Eye Of The Monkey – Adobe Photoshop CS2
Known as Space Monkey during development, 2005’s CS2 introduced the third version of the aforementioned RAW plugin. Space Monkey added support for HDR images and saw the introduction of the red-eye tool from Photoshop Elements.
Other tools added to CS2 included the spot healing brush, smart objects, the smart sharpen feature and the vanishing point tool – perfect for editing image perspectives. CS2 also saw the ability to select multiple layers at once – handy.
Enter The Matrix – Adobe Photoshop CS3
Known internally as Red Pill, CS3 landed in 2007. Noticably speedier, version 10.0 saw a slew of new features and saw improved support for Vista and native support for Intel-based Macs.
10.0 saw the quick select tool added, along with special image optimization tools for creating mobile-friendly files. Changes to the curve, vanishing point, brightness and contrast tools were also introduced adding to the growing range of image-editing niceities on offer.
A Change Of View – Adobe Photoshop CS4
Project Stonehenge, known to you and me as Photoshop CS4, hit shelves just one short year after CS3 in 2007. CS4 featured a number of user interface changes, making the programs design a more simplified and streamlined affair.
Version 11.0 of Photoshop, which added native support for 64-bit versions of Windows Vista, also welcomed in a range of new file management and display options.
CS4 also added improved raw image processing, the addition of the Masks panel, along with changes to the adjustment panel.
Leaping Forward – Adobe Photoshop CS5
The most recent version of Photoshop arrived last year, bringing with it such impressive features as Content-Aware fill and various 3D tools.
CS5, codenamed White Rabbit, also introduced 64-bit support for Mac OS X along with a range of new realistic painting tools.
The Camera Always Lies
So in 21 years Photoshop has come a very long way.

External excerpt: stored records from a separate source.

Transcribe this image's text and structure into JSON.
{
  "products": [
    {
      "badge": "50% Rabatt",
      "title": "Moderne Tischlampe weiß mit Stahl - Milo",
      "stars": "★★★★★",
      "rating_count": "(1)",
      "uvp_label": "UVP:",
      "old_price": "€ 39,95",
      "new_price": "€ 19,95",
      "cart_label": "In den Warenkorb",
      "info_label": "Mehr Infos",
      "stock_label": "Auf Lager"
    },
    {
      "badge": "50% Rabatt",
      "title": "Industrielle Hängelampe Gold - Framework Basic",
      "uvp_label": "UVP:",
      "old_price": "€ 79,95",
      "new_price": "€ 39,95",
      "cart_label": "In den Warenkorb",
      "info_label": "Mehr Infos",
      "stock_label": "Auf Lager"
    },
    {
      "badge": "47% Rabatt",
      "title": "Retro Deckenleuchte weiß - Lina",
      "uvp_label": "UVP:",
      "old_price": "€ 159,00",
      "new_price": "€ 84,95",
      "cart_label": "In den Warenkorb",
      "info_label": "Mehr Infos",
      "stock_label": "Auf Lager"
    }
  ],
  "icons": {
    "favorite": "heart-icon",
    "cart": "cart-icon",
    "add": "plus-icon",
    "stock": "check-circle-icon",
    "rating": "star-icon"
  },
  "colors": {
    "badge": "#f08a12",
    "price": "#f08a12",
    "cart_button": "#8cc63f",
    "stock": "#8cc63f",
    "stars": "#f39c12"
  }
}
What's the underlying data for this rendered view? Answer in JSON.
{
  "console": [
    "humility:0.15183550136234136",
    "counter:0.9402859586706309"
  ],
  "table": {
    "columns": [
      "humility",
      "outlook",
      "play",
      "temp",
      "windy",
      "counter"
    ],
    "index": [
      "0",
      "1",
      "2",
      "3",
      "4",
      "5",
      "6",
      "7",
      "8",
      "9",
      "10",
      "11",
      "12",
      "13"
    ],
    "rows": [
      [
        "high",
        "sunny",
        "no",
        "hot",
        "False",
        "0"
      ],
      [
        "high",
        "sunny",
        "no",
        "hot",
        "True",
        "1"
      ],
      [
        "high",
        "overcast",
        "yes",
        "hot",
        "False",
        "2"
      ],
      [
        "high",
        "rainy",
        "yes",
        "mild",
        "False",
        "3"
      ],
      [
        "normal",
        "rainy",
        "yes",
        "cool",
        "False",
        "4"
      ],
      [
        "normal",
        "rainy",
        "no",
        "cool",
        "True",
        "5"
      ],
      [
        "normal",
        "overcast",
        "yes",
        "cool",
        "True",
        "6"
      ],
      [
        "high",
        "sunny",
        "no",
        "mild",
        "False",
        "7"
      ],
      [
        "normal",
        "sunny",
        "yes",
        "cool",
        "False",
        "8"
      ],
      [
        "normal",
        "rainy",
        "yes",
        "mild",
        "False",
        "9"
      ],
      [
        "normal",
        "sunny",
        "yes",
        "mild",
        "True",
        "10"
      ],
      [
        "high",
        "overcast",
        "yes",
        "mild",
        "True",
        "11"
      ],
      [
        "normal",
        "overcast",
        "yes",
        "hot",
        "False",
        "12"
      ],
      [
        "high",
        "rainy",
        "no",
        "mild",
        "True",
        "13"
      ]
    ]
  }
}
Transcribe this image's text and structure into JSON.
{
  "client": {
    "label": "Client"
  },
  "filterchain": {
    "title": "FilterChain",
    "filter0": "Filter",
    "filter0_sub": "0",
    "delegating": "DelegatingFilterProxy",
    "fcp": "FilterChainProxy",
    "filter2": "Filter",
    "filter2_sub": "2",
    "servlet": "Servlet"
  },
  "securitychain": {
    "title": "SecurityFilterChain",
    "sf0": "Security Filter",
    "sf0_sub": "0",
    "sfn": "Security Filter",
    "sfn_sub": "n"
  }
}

What started out as a simple greyscale image handling program evolved, and grew in popularity – to “photoshop” has become a verb, just proving the cultural reach Knoll’s program has today.
Photoshop has changed the way digital images are handled, altering the way in which photographs are created. That, and it gave us lolcats, as promised:
Geek Tip: Each version of Photoshop has an alternative splash screen, which bears its codename: to see it just go to the Help menu and hold down CTRL whilst clicking About.